Trade agreements about tariffs & quotas:
o High tariff before the agreements – tariff reduction after the agreement? Prima facie evidence that
protectionists were dominant influence before agreement and they were countervailed through.
This does not carry over to trade agreements on domestic rules, regulations and standards – there is no clear
efficient benchmark.
Logic of trade agreements:
Harry Johnson (1953): countries that are ‘’large’’ in world markets have the incentive to exploit their market
power. An import tariff restricts home demand for other countries’ exports and drive down the world price of
that imported good. Correspondingly, a trade agreement that enforced free trade could leave all the countries
better off.
The motive to manipulate the terms-of-trade provides a valid economic motive for countries to commit
themselves to free trade by signing on to trade agreements.
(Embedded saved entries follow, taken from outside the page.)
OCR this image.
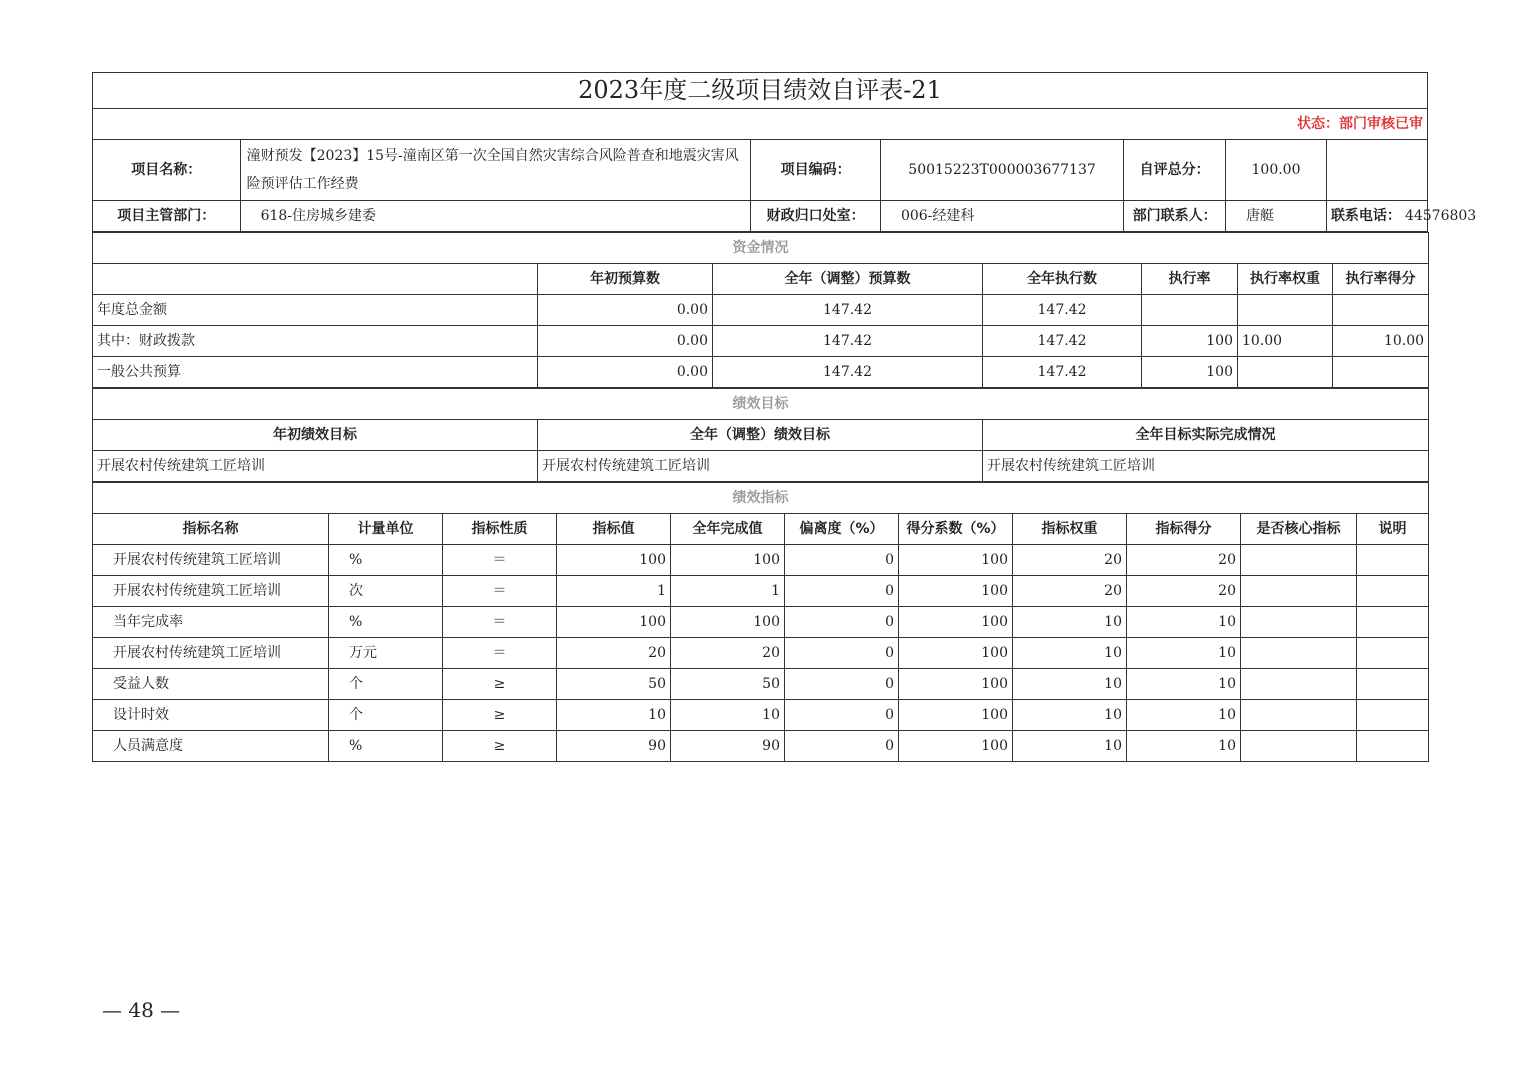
2023年度二级项目绩效自评表-21						
状态：部门审核已审						
项目名称：	潼财预发【2023】15号-潼南区第一次全国自然灾害综合风险普查和地震灾害风险预评估工作经费	项目编码：	50015223T000003677137	自评总分：	100.00	
项目主管部门：	618-住房城乡建委	财政归口处室：	006-经建科	部门联系人：	唐艇	联系电话： 44576803
资金情况						
	年初预算数	全年（调整）预算数	全年执行数	执行率	执行率权重	执行率得分
年度总金额	0.00	147.42	147.42			
其中：财政拨款	0.00	147.42	147.42	100	10.00	10.00
一般公共预算	0.00	147.42	147.42	100		
绩效目标		
年初绩效目标	全年（调整）绩效目标	全年目标实际完成情况
开展农村传统建筑工匠培训	开展农村传统建筑工匠培训	开展农村传统建筑工匠培训
绩效指标										
指标名称	计量单位	指标性质	指标值	全年完成值	偏离度（%）	得分系数（%）	指标权重	指标得分	是否核心指标	说明
开展农村传统建筑工匠培训	%	＝	100	100	0	100	20	20		
开展农村传统建筑工匠培训	次	＝	1	1	0	100	20	20		
当年完成率	%	＝	100	100	0	100	10	10		
开展农村传统建筑工匠培训	万元	＝	20	20	0	100	10	10		
受益人数	个	≥	50	50	0	100	10	10		
设计时效	个	≥	10	10	0	100	10	10		
人员满意度	%	≥	90	90	0	100	10	10		
— 48 —
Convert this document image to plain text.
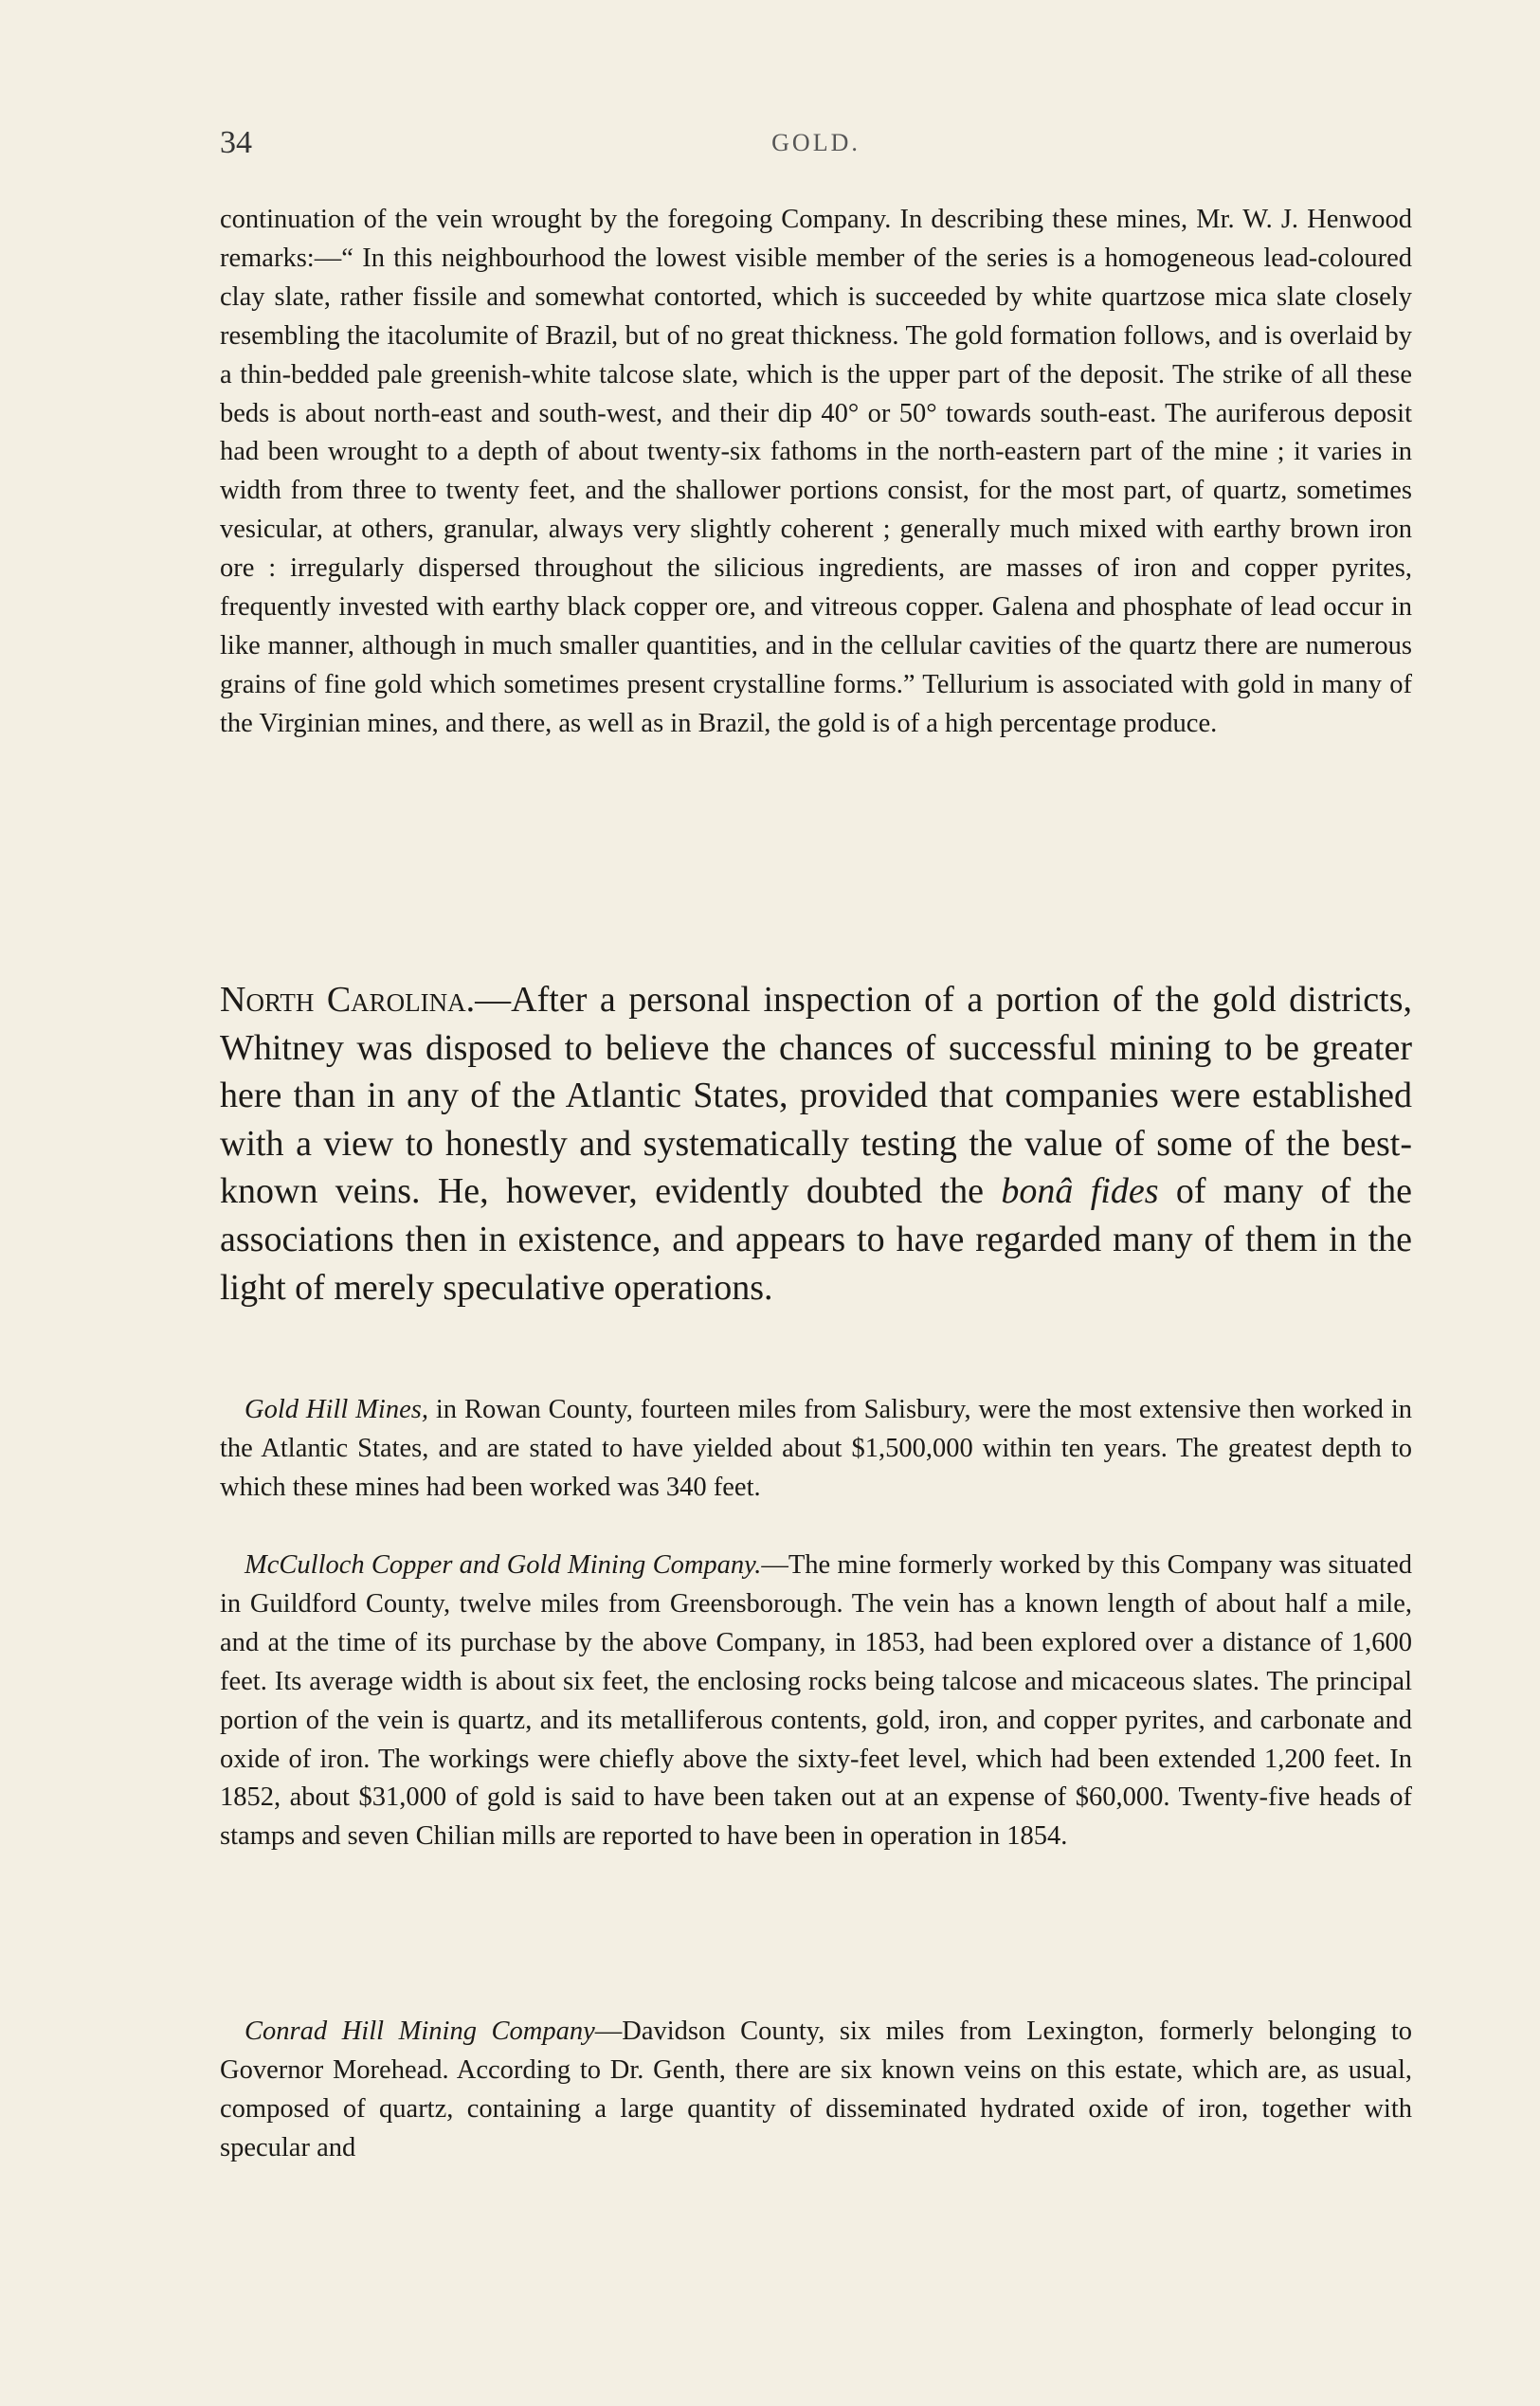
34	GOLD.

continuation of the vein wrought by the foregoing Company. In describing these mines, Mr. W. J. Henwood remarks:—“ In this neighbourhood the lowest visible member of the series is a homogeneous lead-coloured clay slate, rather fissile and somewhat contorted, which is succeeded by white quartzose mica slate closely resembling the itacolumite of Brazil, but of no great thickness. The gold formation follows, and is overlaid by a thin-bedded pale greenish-white talcose slate, which is the upper part of the deposit. The strike of all these beds is about north-east and south-west, and their dip 40° or 50° towards south-east. The auriferous deposit had been wrought to a depth of about twenty-six fathoms in the north-eastern part of the mine ; it varies in width from three to twenty feet, and the shallower portions consist, for the most part, of quartz, sometimes vesicular, at others, granular, always very slightly coherent ; generally much mixed with earthy brown iron ore : irregularly dispersed throughout the silicious ingredients, are masses of iron and copper pyrites, frequently invested with earthy black copper ore, and vitreous copper. Galena and phosphate of lead occur in like manner, although in much smaller quantities, and in the cellular cavities of the quartz there are numerous grains of fine gold which sometimes present crystalline forms.” Tellurium is associated with gold in many of the Virginian mines, and there, as well as in Brazil, the gold is of a high percentage produce.

North Carolina.—After a personal inspection of a portion of the gold districts, Whitney was disposed to believe the chances of successful mining to be greater here than in any of the Atlantic States, provided that companies were established with a view to honestly and systematically testing the value of some of the best-known veins. He, however, evidently doubted the bonâ fides of many of the associations then in existence, and appears to have regarded many of them in the light of merely speculative operations.

Gold Hill Mines, in Rowan County, fourteen miles from Salisbury, were the most extensive then worked in the Atlantic States, and are stated to have yielded about $1,500,000 within ten years. The greatest depth to which these mines had been worked was 340 feet.

McCulloch Copper and Gold Mining Company.—The mine formerly worked by this Company was situated in Guildford County, twelve miles from Greensborough. The vein has a known length of about half a mile, and at the time of its purchase by the above Company, in 1853, had been explored over a distance of 1,600 feet. Its average width is about six feet, the enclosing rocks being talcose and micaceous slates. The principal portion of the vein is quartz, and its metalliferous contents, gold, iron, and copper pyrites, and carbonate and oxide of iron. The workings were chiefly above the sixty-feet level, which had been extended 1,200 feet. In 1852, about $31,000 of gold is said to have been taken out at an expense of $60,000. Twenty-five heads of stamps and seven Chilian mills are reported to have been in operation in 1854.

Conrad Hill Mining Company—Davidson County, six miles from Lexington, formerly belonging to Governor Morehead. According to Dr. Genth, there are six known veins on this estate, which are, as usual, composed of quartz, containing a large quantity of disseminated hydrated oxide of iron, together with specular and
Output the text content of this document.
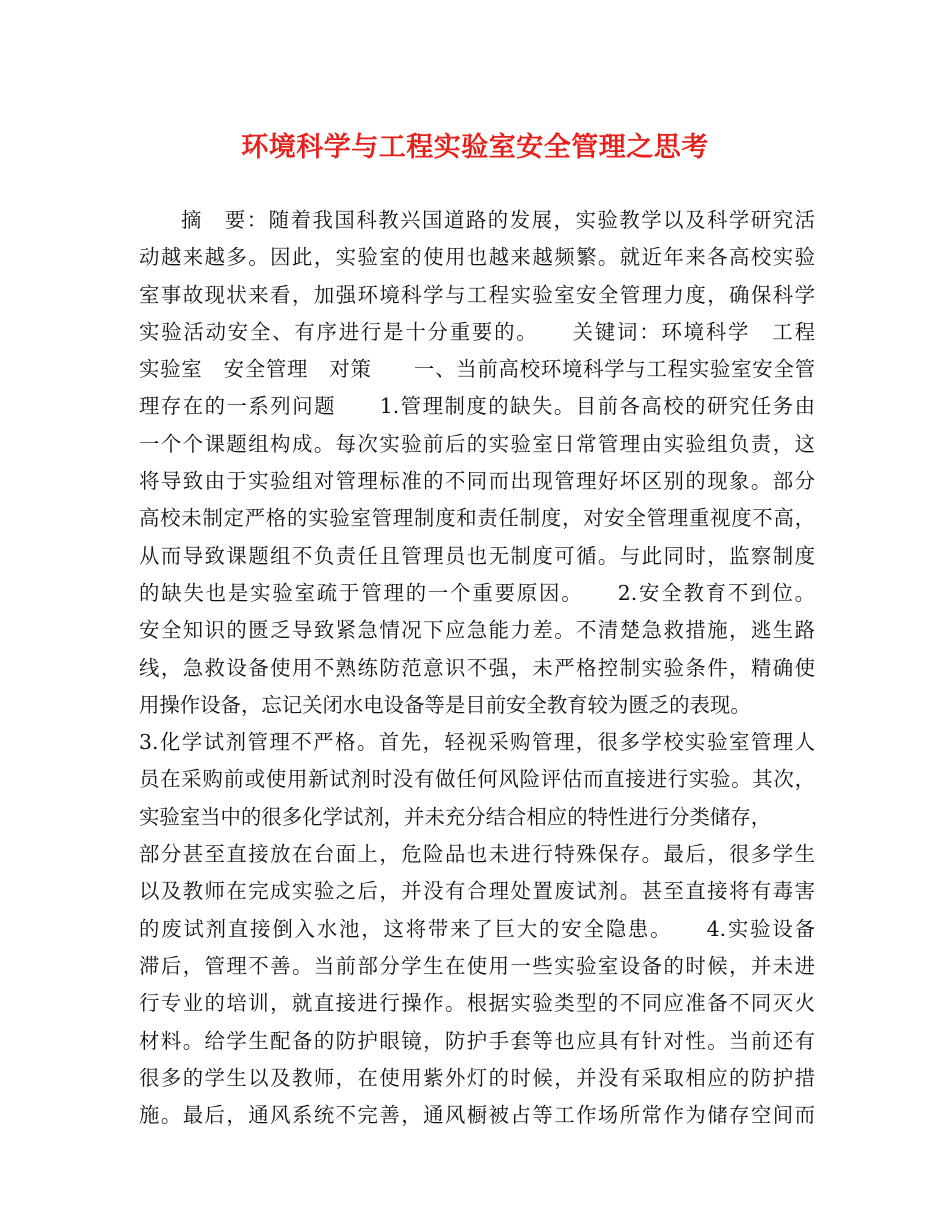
环境科学与工程实验室安全管理之思考
摘　要：随着我国科教兴国道路的发展，实验教学以及科学研究活
动越来越多。因此，实验室的使用也越来越频繁。就近年来各高校实验
室事故现状来看，加强环境科学与工程实验室安全管理力度，确保科学
实验活动安全、有序进行是十分重要的。　　关键词：环境科学　工程
实验室　安全管理　对策　　一、当前高校环境科学与工程实验室安全管
理存在的一系列问题　　1.管理制度的缺失。目前各高校的研究任务由
一个个课题组构成。每次实验前后的实验室日常管理由实验组负责，这
将导致由于实验组对管理标准的不同而出现管理好坏区别的现象。部分
高校未制定严格的实验室管理制度和责任制度，对安全管理重视度不高，
从而导致课题组不负责任且管理员也无制度可循。与此同时，监察制度
的缺失也是实验室疏于管理的一个重要原因。　　2.安全教育不到位。
安全知识的匮乏导致紧急情况下应急能力差。不清楚急救措施，逃生路
线，急救设备使用不熟练防范意识不强，未严格控制实验条件，精确使
用操作设备，忘记关闭水电设备等是目前安全教育较为匮乏的表现。
3.化学试剂管理不严格。首先，轻视采购管理，很多学校实验室管理人
员在采购前或使用新试剂时没有做任何风险评估而直接进行实验。其次，
实验室当中的很多化学试剂，并未充分结合相应的特性进行分类储存，
部分甚至直接放在台面上，危险品也未进行特殊保存。最后，很多学生
以及教师在完成实验之后，并没有合理处置废试剂。甚至直接将有毒害
的废试剂直接倒入水池，这将带来了巨大的安全隐患。　　4.实验设备
滞后，管理不善。当前部分学生在使用一些实验室设备的时候，并未进
行专业的培训，就直接进行操作。根据实验类型的不同应准备不同灭火
材料。给学生配备的防护眼镜，防护手套等也应具有针对性。当前还有
很多的学生以及教师，在使用紫外灯的时候，并没有采取相应的防护措
施。最后，通风系统不完善，通风橱被占等工作场所常作为储存空间而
Actual policy makers aren’t concerned about terms of
trade when they negotiate trade agreements. Trade policy practitioners tend to justify trade agreements by
reference to the politics of trade policy at home: trade agreements are what enable governments to say ‘’no’’ to
domestic import-competing interests. Without them, governments are too easily tempted to do the easy thing and
provide import protection when faced with short-term political pressures.
Forward-looking workers and capitalists understand the difference between the government’s short-run and
long-run incentives and behave accordingly. In particular, they make their investment decisions so as to ensure
the government provides them with trade protection. In these settings, trade agreements are a commitment device
for governments to withstand political pressure from future protectionists.
Government fears not just its future self, but also its future opponents, scenario: incumbent government enters an
international agreement to tie the hands of its opponents.
Now suppose further that the current government is captured by special interests – but by exporter lobbies
instead of import-competing lobbies. In this case, the government’s objectives are explicitly redistributive, to
transfer rents from the rest of society to a special interest. But unlike in the usual model, the rent-seekers are not
the traditional protectionists. In this setting, trade agreements serve to empower special interests, rather than rein
them in.
Who do trade agreements serve?
Initially, protectionist interests held the upper hand in the political equilibrium. Trade agreements succeeded in
lowering tariffs – evidence that agreements served to counteract protectionist interests.